From Understanding Genetic Drift to a Smart-Restart Mechanism for Estimation-of-Distribution Algorithms

Estimation-of-distribution algorithms (EDAs) are optimization algorithms that learn a distribution on the search space from which good solutions can be sampled easily. A key parameter of most EDAs is the sample size (population size). If the population size is too small, the update of the probabilistic model builds on few samples, leading to the undesired effect of genetic drift. Too large population sizes avoid genetic drift, but slow down the process. Building on a recent quantitative analysis of how the population size leads to genetic drift, we design a smart-restart mechanism for EDAs. By stopping runs when the risk for genetic drift is high, it automatically runs the EDA in good parameter regimes. Via a mathematical runtime analysis, we prove a general performance guarantee for this smart-restart scheme. This in particular shows that in many situations where the optimal (problem-specific) parameter values are known, the restart scheme automatically finds these, leading to the asymptotically optimal performance. We also conduct an extensive experimental analysis. On four classic benchmark problems, we clearly observe the critical influence of the population size on the performance, and we find that the smart-restart scheme leads to a performance close to the one obtainable with optimal parameter values. Our results also show that previous theory-based suggestions for the optimal population size can be far from the optimal ones, leading to a performance clearly inferior to the one obtained via the smart-restart scheme. We also conduct experiments with PBIL (cross-entropy algorithm) on two combinatorial optimization problems from the literature, the max-cut problem and the bipartition problem. Again, we observe that the smart-restart mechanism finds much better values for the population size than those suggested in the literature, leading to a much better performance.

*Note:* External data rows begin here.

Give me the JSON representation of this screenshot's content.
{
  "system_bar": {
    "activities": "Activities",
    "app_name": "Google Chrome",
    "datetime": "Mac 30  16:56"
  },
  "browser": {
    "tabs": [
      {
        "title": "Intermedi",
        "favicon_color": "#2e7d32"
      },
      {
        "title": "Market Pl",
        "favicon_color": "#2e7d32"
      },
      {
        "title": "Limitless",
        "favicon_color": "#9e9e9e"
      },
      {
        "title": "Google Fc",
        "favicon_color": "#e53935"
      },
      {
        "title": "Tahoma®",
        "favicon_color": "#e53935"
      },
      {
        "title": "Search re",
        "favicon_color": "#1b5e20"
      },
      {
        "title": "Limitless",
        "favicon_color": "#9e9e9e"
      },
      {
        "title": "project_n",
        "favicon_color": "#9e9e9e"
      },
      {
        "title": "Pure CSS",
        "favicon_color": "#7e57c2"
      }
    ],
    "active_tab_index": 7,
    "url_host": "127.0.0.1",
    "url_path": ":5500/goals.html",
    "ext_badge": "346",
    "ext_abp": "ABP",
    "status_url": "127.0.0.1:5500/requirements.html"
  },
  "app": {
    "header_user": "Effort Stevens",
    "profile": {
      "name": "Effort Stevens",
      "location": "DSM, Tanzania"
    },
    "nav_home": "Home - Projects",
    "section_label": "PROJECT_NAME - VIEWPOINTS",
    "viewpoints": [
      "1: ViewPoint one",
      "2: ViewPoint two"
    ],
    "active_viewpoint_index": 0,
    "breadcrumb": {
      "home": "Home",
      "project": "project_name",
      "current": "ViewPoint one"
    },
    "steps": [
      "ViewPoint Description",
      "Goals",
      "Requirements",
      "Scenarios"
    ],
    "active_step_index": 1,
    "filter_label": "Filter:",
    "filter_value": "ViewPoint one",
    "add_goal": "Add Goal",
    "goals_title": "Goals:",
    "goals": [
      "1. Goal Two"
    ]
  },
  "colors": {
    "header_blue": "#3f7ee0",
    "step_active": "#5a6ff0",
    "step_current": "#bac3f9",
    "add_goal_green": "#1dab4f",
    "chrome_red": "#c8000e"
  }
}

翻译：估计分布算法（EDAs）是一类通过从搜索空间中学习分布来便捷采样优质解的优化算法。大多数EDAs的关键参数是样本量（种群规模）。若种群规模过小，概率模型的更新仅依赖于少量样本，会导致遗传漂变这一不良效应；而种群规模过大虽能避免遗传漂变，但会降低算法效率。基于近期关于种群规模如何引发遗传漂变的定量分析，我们为EDAs设计了一种智能重启机制：通过在遗传漂变风险较高时终止运行，该机制使EDA自动处于良好的参数区间。通过数学运行时间分析，我们证明了该智能重启方案具有通用性能保证。这特别表明，在已知最优（问题特定）参数值的许多情形中，重启方案能自动发现这些参数值，从而实现渐近最优性能。我们还进行了大量实验分析。在四个经典基准问题上，我们清晰观察到种群规模对性能的关键影响，并发现智能重启方案可达到接近最优参数值所能实现的性能水平。研究结果同时表明，先前基于理论的最优种群规模建议可能与实际最优值存在显著偏差，导致性能明显劣于智能重启方案。我们进一步将PBIL（交叉熵算法）应用于文献中的两个组合优化问题——最大割问题和二分划分问题开展实验。再次观察到，智能重启机制能发现远优于文献建议值的种群规模参数，从而获得显著更优的性能表现。